External 3D assets — from Polyhaven, Sketchfab, or AI generators — pass through four stages before they can appear in a production.

1
Import
import_external_asset.py

Fetch and verify

2
Normalize
normalize_imported_asset.py

Blender headless: center, scale, clean

3
Validate
validate_imported_asset.py

Schema check against asset_record.schema.json

4
Preview
preview_imported_asset.py

Headless render preview

An asset that fails normalization does not enter the registry. An asset that fails validation does not enter the registry. An asset that produces a broken preview does not enter the registry.

Semantic Editing Without Regeneration

Describe the change → typed patch → validate against base hash → apply → re-render only what changed.

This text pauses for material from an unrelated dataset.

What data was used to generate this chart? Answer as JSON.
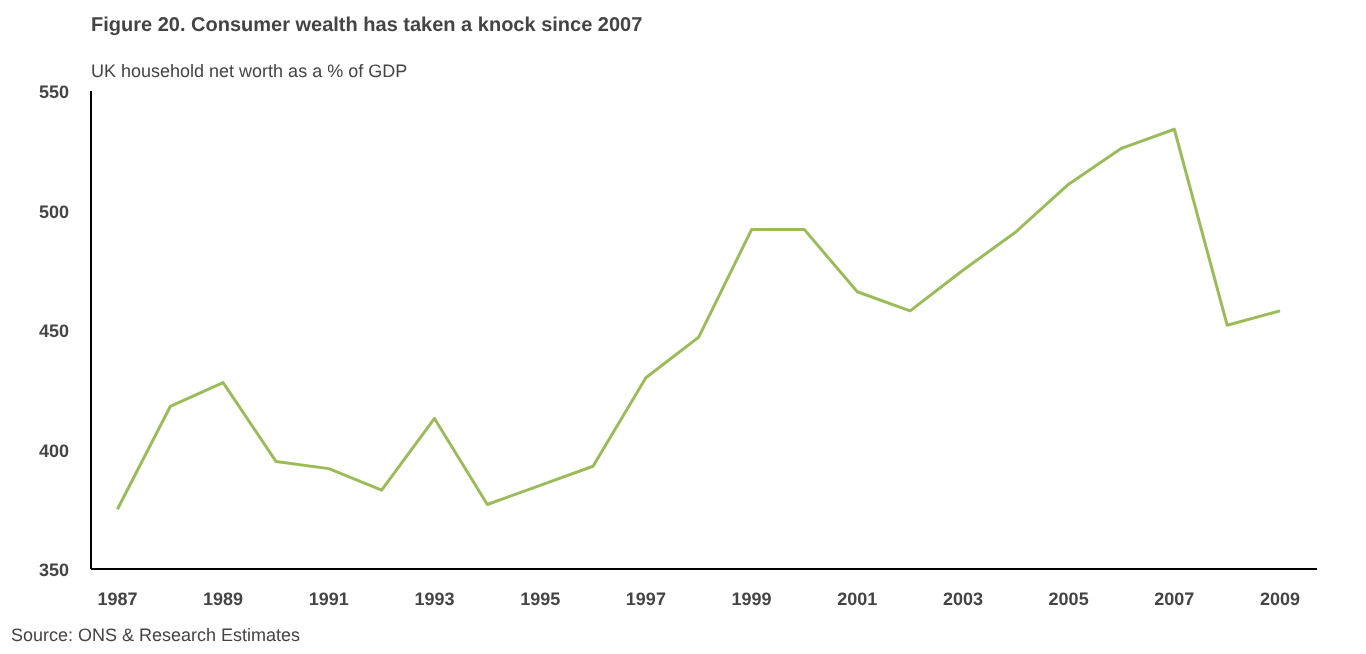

// semantic_edit_to_patch.py output
{
  "patch_id": "edit_001",
  "base_hash": "a3f8c2...",
  "target_plane": "timeline",
  "target_path": "$.beats[2].camera.position",
  "from_value": [0, 5, 10],
  "to_value": [0, 8, 12],
  "rationale": "pull camera back for wider establishing shot"
}

The base hash check is the key mechanism. If the state has changed since the patch was generated, the patch is rejected. You cannot accidentally apply an edit designed for a different version of the scene.

The Provenance Manifest

Every render writes a manifest to outputs/manifests/<render_id>.json.

{
  "render_id": "r_20260517_alien_rover",
  "timestamp": "2026-05-17T14:23:11Z",
  "inputs": {
    "scene_graph":    { "path": "...", "sha256": "a3f8c2..." },
    "asset_manifest": { "path": "...", "sha256": "b7d1e4..." },
    "timeline":       { "path": "...", "sha256": "c9a2f8..." },
    "render_plan":    { "path": "...", "sha256": "d5b3e1..." }
  },
  "output": {
    "path": "outputs/alien_rover_r001.mp4",
    "sha256": "e2c7a9...",
    "frame_count": 240,
    "duration_s": 10.0
  },
  "renderer": "blender-5.1",
  "partial_regen": false
}

The Deeper Pattern

SVS is a case study in a principle that shows up throughout the Mnehmos ecosystem: the model describes, the engine validates.

RPG-MCP

Model model narrates combat; engine enforces hit points and legal moves.

Clio

Model model proposes entity updates; citation auditor enforces source provenance.

LLM Chess

Model model proposes moves; chess engine enforces legality.

SVS

Model model proposes scene state; validator enforces schema + cross-plane consistency.

Neither can do the other's job well.

The Lesson

"Generated media becomes editable when state is the primary artifact. Pixels are output. State is the product."

A prompt is not a source file. A four-plane JSON pack is. The repo is the memory, the state is the source of truth, and the output is a build artifact.